Current Ubuntu Server releases install the server through the distribution nfs-kernel-server package. The package also pulls in the common client utilities and rpcbind support, but it does not decide which directory to share, which clients may mount it, or which NFS protocol versions and security modes should be allowed.

The base install is complete when APT reports nfs-kernel-server installed, rpc.nfsd and exportfs are available, and systemd can start nfs-server.service on the host. On current packages, nfs-kernel-server.service is an alias for nfs-server.service; exports, firewall rules, Kerberos, and NFSv4-only policy remain separate follow-up tasks.
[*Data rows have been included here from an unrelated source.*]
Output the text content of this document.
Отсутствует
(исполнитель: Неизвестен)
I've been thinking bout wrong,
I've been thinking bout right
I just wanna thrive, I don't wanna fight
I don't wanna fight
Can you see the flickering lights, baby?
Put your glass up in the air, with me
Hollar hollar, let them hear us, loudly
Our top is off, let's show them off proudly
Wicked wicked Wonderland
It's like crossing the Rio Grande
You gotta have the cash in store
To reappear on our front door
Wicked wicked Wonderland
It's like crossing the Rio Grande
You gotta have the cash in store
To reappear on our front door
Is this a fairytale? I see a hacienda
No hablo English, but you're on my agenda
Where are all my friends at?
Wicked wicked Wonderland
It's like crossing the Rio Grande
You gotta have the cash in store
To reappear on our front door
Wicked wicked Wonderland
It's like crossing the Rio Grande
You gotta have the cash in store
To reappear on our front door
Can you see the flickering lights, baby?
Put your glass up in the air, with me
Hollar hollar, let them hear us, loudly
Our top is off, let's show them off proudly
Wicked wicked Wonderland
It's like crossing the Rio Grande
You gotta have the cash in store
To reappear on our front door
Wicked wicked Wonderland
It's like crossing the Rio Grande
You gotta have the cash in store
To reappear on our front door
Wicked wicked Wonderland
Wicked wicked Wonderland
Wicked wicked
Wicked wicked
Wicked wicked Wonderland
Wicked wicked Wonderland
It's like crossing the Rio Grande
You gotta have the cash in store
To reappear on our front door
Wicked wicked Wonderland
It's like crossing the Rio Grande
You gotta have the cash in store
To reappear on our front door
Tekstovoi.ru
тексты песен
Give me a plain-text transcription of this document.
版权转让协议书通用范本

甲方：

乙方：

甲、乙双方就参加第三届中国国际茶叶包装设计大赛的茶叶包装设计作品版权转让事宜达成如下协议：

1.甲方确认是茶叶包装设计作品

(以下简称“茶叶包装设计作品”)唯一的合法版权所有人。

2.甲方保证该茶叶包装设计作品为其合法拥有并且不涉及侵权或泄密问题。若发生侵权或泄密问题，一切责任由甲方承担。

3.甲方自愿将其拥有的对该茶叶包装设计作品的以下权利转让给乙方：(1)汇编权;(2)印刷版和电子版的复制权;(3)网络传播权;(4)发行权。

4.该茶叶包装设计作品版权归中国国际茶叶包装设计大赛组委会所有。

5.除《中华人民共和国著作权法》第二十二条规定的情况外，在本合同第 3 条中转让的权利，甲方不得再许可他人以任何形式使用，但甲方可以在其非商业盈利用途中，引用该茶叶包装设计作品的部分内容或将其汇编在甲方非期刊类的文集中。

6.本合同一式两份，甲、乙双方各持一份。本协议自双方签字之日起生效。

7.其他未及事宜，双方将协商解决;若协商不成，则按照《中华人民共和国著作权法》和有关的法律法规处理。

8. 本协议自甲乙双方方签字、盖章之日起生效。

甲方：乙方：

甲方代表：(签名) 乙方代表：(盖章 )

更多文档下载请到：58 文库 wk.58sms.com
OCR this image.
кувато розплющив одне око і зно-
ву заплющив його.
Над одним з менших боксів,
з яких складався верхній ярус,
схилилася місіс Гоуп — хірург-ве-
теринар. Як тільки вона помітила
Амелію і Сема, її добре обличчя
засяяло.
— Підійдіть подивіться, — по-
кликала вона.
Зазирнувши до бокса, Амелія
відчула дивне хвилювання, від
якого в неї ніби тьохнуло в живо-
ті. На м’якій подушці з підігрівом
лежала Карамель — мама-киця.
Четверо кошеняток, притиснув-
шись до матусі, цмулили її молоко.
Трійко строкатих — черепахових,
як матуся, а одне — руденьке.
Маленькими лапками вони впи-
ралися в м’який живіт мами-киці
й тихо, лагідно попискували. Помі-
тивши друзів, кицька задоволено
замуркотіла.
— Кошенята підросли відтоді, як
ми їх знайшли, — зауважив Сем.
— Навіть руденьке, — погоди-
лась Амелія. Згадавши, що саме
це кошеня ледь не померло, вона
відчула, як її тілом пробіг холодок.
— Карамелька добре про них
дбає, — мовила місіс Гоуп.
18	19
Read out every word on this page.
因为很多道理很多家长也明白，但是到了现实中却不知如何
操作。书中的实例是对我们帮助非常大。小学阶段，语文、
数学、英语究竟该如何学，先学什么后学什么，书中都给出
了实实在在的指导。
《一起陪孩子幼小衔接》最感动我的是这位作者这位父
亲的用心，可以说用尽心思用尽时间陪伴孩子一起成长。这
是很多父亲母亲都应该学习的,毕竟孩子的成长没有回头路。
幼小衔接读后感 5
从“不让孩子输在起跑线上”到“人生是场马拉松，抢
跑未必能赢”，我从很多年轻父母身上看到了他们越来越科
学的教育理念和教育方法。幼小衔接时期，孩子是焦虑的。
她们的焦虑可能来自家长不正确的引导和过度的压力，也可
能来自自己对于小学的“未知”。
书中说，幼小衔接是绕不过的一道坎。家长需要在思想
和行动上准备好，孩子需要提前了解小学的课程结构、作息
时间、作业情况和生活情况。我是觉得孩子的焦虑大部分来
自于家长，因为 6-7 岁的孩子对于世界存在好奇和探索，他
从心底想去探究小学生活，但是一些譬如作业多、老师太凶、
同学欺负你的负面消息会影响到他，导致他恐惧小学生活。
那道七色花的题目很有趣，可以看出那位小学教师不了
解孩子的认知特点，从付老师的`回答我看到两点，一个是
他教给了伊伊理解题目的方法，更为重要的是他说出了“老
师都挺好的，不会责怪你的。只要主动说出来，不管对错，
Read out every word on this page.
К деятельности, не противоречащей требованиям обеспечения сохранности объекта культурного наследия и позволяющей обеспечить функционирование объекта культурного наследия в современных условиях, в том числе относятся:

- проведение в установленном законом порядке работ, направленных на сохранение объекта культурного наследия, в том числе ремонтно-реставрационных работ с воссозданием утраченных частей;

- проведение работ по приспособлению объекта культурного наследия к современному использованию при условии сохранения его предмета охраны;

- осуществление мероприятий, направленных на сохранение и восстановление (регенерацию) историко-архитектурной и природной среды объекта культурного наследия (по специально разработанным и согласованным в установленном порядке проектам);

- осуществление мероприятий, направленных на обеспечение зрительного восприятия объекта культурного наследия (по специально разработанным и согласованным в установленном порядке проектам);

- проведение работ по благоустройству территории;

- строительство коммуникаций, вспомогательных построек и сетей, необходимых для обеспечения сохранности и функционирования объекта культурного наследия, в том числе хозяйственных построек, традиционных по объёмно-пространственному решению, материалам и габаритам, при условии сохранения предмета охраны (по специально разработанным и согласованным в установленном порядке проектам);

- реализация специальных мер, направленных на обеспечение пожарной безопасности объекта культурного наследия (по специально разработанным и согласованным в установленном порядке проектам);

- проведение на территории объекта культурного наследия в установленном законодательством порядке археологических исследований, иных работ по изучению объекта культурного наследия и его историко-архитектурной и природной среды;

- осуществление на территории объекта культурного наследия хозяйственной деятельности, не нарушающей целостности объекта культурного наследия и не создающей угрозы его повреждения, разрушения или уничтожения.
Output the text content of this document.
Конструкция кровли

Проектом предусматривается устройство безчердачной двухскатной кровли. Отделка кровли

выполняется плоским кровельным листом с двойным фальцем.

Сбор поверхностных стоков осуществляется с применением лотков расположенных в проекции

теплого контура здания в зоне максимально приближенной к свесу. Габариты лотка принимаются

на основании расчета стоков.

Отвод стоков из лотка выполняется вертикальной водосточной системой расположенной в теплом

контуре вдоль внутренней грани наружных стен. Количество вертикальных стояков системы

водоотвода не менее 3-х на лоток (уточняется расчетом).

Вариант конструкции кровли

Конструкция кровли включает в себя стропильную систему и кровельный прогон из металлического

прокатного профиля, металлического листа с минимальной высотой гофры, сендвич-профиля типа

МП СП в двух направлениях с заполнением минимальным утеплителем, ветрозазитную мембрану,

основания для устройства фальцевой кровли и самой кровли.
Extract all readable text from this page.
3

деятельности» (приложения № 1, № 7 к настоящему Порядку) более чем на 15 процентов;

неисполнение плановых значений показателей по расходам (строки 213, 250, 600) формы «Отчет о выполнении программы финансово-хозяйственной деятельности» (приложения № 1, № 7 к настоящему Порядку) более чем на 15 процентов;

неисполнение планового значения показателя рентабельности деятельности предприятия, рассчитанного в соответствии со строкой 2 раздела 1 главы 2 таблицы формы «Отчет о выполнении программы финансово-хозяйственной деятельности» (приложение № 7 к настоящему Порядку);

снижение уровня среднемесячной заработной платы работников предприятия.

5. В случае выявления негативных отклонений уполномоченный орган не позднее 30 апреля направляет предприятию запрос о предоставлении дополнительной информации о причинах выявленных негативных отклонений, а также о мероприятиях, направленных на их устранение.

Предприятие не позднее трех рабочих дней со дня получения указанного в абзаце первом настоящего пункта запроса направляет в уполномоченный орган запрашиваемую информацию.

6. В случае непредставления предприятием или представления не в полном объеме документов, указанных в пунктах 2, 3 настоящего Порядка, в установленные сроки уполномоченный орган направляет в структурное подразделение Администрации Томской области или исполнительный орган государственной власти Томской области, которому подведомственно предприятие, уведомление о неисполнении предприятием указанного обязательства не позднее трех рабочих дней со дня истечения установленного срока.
Steps to install an NFS server on Ubuntu:

  1. Open a terminal with sudo privileges on the Ubuntu server.
  2. Refresh the package index.
    $ sudo apt update
  3. Install the NFS server package.
    $ sudo apt install --assume-yes nfs-kernel-server

    The nfs-kernel-server package installs the server-side pieces. Client-only hosts use nfs-common instead.

  4. Confirm the package is installed.
    $ dpkg-query -W nfs-kernel-server
    nfs-kernel-server	1:2.8.5-1ubuntu1

    The exact version can differ between Ubuntu releases and update pockets.

  5. Confirm the kernel server daemon is available.
    $ command -v rpc.nfsd
    /usr/sbin/rpc.nfsd

    rpc.nfsd serves client requests through the Linux kernel NFS server. Minimal containers can prove the file exists, but a real systemd host is needed to start the service.

  6. Enable the NFS server at boot and start it now.
    $ sudo systemctl enable --now nfs-server

    Ubuntu also accepts nfs-kernel-server.service because it points to nfs-server.service on current packages.

  7. Confirm the NFS server unit is active.
    $ sudo systemctl is-active nfs-server
    active

    If this command does not return active, inspect sudo journalctl -u nfs-server before adding exports or opening firewall rules.

  8. Confirm the export management command is available.
    $ command -v exportfs
    /usr/sbin/exportfs
  9. Check the active export table before adding shares.
    $ sudo exportfs -v

    No output is expected on a newly installed server with no entries in /etc/exports. After adding an export, this command should show the path, client selector, and active options.

  10. Apply the firewall rule after choosing the export and protocol policy.

    NFSv4-only servers usually need inbound TCP port 2049. Servers that must support NFSv3 also need rpcbind and mountd access, and may need fixed RPC ports before firewall rules are useful.